Drugstore.com, Inc.
- Company type: Subsidiary
- Website type: Retail Online shopping
- Available in: English
- Owner: Walgreens Boots Alliance
- Editors: Dawn G. Lepore (chairman, president, and CEO, 2004 - 2011)
- Website: Archived official website at the Wayback Machine (archive index)
- Commercial: Yes
- Registration: No
- Launched: February 24, 1999 to September 30, 2016
- Current status: Defunct

= Drugstore.com =

Former internet retailer

drugstore.com was an internet retailer in health and beauty care products. Its web operations were launched on February 24, 1999, and shut down on September 30, 2016 after being acquired by Walgreens in March 2011 for $409 million.

In June 1999, Rite Aid entered into a ten-year strategic relationship with Drugstore.com which allowed Drugstore.com customers to pick up prescriptions at Rite Aid stores, and enabled Drugstore.com to sell Rite Aid products, as well as vitamins from retailer General Nutrition Center (GNC). On September 3, 2008, Drugstore.com amended and restated both the main agreement and the pharmacy supply and services agreement dated June 17, 1999 between Rite Aid and Drugstore.com. Through those agreements with Rite Aid, Drugstore.com had access to Rite Aid customers through the RiteAid.com website and the Rite Aid online store, which was powered by the Drugstore.com website. Drugstore.com ended a sourcing deal with Amazon.com in 2005.

Its headquarters were at 411 108th Ave. NE, Suite 1600; Bellevue, WA 98004; (425) 372–3200, and the company had customer service centers in Bellevue, Washington and Halifax, Nova Scotia.

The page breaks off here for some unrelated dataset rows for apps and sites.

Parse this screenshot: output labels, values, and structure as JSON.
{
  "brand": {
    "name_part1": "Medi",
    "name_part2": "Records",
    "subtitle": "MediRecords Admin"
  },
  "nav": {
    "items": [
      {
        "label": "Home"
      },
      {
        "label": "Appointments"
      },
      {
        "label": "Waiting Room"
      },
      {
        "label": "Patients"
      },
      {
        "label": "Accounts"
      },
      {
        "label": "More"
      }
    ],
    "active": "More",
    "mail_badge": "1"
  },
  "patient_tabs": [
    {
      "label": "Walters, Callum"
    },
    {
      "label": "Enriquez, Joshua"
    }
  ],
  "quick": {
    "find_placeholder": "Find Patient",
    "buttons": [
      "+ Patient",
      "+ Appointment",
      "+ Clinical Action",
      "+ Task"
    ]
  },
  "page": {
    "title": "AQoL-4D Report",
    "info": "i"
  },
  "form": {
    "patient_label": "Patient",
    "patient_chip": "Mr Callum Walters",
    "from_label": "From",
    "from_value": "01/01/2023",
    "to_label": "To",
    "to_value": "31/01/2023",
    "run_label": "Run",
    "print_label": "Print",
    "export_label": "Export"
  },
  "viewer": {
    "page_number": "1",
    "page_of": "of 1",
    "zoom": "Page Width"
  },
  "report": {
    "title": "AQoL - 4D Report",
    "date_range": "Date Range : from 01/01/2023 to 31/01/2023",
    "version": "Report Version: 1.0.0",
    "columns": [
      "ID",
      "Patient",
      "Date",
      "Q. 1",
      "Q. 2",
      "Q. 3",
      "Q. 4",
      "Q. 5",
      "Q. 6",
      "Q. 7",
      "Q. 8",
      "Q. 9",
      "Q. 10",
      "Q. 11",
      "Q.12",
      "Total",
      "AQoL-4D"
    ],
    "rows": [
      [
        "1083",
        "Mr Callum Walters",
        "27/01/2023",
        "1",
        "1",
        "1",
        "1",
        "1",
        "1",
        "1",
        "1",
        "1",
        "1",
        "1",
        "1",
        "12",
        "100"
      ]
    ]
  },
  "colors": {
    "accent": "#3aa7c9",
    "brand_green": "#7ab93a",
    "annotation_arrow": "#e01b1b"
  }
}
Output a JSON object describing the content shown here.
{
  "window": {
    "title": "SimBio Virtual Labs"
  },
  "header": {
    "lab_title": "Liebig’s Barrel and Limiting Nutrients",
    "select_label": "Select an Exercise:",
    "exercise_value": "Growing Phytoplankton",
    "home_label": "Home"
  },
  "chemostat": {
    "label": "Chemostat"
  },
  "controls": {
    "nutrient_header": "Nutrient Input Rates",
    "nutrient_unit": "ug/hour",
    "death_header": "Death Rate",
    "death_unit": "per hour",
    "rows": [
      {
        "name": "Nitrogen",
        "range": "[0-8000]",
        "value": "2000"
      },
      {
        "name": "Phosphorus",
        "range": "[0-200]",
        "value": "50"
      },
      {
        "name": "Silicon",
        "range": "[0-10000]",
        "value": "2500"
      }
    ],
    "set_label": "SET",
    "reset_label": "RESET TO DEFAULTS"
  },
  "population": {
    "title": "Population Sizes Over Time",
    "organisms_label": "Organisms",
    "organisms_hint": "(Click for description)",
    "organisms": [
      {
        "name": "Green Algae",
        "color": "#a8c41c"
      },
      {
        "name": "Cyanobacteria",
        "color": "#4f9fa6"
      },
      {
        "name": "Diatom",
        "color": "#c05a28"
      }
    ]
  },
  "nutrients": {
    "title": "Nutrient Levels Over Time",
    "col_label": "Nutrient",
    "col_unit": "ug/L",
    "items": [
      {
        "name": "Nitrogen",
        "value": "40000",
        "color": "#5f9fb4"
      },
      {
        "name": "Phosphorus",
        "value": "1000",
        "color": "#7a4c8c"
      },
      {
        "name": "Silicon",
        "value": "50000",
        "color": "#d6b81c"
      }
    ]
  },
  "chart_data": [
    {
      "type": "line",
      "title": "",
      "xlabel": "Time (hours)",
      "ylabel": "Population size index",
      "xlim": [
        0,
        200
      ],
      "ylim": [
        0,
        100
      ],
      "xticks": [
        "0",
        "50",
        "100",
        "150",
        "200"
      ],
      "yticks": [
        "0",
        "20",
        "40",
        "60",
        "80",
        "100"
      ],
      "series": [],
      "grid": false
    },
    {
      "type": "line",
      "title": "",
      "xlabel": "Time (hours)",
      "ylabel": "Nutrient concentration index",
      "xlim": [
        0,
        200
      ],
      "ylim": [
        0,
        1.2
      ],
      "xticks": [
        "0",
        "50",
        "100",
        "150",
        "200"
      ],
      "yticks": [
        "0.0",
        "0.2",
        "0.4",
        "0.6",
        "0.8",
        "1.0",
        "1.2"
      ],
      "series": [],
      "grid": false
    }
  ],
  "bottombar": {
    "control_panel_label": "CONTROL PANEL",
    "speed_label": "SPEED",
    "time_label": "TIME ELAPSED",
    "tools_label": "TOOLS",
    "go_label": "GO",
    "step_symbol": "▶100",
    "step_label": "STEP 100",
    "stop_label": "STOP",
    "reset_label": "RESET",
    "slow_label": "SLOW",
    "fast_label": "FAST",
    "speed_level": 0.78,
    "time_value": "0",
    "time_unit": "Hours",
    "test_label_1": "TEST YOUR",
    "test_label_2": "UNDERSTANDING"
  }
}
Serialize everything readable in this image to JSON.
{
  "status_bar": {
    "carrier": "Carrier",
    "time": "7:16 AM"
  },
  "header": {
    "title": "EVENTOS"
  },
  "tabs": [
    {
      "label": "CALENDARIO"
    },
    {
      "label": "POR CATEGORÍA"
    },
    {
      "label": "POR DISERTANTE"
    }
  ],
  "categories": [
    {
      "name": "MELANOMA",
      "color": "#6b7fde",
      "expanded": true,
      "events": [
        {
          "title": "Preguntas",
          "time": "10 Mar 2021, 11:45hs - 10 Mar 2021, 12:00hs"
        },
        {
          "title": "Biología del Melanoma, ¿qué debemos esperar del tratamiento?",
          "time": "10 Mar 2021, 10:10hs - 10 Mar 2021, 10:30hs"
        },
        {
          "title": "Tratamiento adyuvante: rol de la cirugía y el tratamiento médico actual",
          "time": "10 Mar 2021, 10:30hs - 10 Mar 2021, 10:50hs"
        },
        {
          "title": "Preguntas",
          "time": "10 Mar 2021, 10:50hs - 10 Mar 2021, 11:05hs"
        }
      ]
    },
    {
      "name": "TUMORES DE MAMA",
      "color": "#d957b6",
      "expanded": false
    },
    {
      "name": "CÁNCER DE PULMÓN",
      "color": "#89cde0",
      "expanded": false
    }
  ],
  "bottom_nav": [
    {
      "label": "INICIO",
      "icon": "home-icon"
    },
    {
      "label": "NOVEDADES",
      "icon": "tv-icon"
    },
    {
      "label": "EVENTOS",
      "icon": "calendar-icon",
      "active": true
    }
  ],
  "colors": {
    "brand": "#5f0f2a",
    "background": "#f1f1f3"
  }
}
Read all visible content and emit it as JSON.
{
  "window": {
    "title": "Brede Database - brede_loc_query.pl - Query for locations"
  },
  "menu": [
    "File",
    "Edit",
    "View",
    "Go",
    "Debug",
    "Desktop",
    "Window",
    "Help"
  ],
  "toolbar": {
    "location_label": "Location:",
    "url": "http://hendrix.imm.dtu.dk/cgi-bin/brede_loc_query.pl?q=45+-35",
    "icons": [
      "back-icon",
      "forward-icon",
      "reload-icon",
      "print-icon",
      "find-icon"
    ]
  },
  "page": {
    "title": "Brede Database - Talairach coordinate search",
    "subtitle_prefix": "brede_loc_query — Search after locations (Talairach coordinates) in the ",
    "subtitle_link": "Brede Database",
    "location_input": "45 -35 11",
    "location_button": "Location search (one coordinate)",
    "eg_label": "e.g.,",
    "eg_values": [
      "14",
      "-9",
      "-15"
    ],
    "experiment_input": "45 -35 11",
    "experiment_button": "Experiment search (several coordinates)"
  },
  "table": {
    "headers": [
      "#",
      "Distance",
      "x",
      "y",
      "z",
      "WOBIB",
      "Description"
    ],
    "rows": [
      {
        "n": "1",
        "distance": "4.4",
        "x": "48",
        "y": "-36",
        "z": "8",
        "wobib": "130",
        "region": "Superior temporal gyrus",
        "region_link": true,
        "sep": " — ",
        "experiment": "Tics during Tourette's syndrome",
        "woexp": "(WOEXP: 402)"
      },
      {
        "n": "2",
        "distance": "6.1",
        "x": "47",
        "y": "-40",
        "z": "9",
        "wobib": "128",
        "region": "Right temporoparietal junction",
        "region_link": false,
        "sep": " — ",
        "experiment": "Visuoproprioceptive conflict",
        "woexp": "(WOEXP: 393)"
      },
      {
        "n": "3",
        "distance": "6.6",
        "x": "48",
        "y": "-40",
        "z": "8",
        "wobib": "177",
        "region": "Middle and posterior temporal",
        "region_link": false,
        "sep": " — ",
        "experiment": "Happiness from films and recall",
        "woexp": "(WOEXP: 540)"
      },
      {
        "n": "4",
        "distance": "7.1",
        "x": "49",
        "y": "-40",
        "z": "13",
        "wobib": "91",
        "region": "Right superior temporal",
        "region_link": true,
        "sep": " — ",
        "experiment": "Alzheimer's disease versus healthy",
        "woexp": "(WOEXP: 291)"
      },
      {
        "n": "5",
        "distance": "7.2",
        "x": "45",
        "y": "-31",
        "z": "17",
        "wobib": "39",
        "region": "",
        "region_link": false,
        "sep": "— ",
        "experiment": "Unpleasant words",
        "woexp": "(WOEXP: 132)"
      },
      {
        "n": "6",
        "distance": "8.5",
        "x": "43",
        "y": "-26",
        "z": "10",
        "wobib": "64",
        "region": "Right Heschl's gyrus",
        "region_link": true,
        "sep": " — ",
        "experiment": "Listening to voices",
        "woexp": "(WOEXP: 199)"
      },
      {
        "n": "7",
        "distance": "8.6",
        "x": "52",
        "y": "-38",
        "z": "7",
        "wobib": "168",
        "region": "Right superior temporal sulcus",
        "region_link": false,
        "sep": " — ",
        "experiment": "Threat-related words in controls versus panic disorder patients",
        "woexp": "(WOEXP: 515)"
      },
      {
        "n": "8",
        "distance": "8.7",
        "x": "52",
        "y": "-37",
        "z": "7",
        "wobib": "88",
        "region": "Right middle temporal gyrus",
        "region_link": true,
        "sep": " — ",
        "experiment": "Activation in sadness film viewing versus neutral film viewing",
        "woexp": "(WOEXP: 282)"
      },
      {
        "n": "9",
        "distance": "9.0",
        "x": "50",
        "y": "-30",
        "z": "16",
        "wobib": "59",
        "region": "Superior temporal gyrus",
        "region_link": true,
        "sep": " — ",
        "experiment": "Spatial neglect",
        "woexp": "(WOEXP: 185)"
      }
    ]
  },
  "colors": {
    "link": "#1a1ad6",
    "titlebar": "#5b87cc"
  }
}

DS Distribution, Inc., located in the Pureland Industrial Complex in Logan Township, New Jersey, was its wholly owned subsidiary responsible for the distribution of OTC products, beauty.com products, and CNS (Custom Nutrition Services) products. Distribution of VisionDirect.com products is from a center in Logan Township, New Jersey. Prescriptions were handled by Walgreens.

It had an "FSA store" containing items that are likely to be eligible for purchase using a medical flexible spending account, and by extension a health reimbursement account or health savings account as well. This in turn led to its invention of the first inventory information approval system (IIAS) in 2005; it wasn't used in brick-and-mortar retailing until 2006 by Walgreens. Under a 2006 Internal Revenue Service ruling, IIAS must be installed by every grocery store, discount store, and Internet pharmacy that accepts FSA debit cards by the end of 2007, and by most chain pharmacies by the end of 2008.

On December 27, 2009, Drugstore.com announced plans to acquire Salu Inc., the operator of SkinStore.com, for $36 million. The transaction completed on February 19, 2010.

On March 24, 2011, Drugstore.com was acquired by Walgreens for $409 million.

On July 28, 2016, Walgreens said it would shut down Drugstore.com and Beauty.com at the end of September, 2016, to focus on its own Walgreens.com website.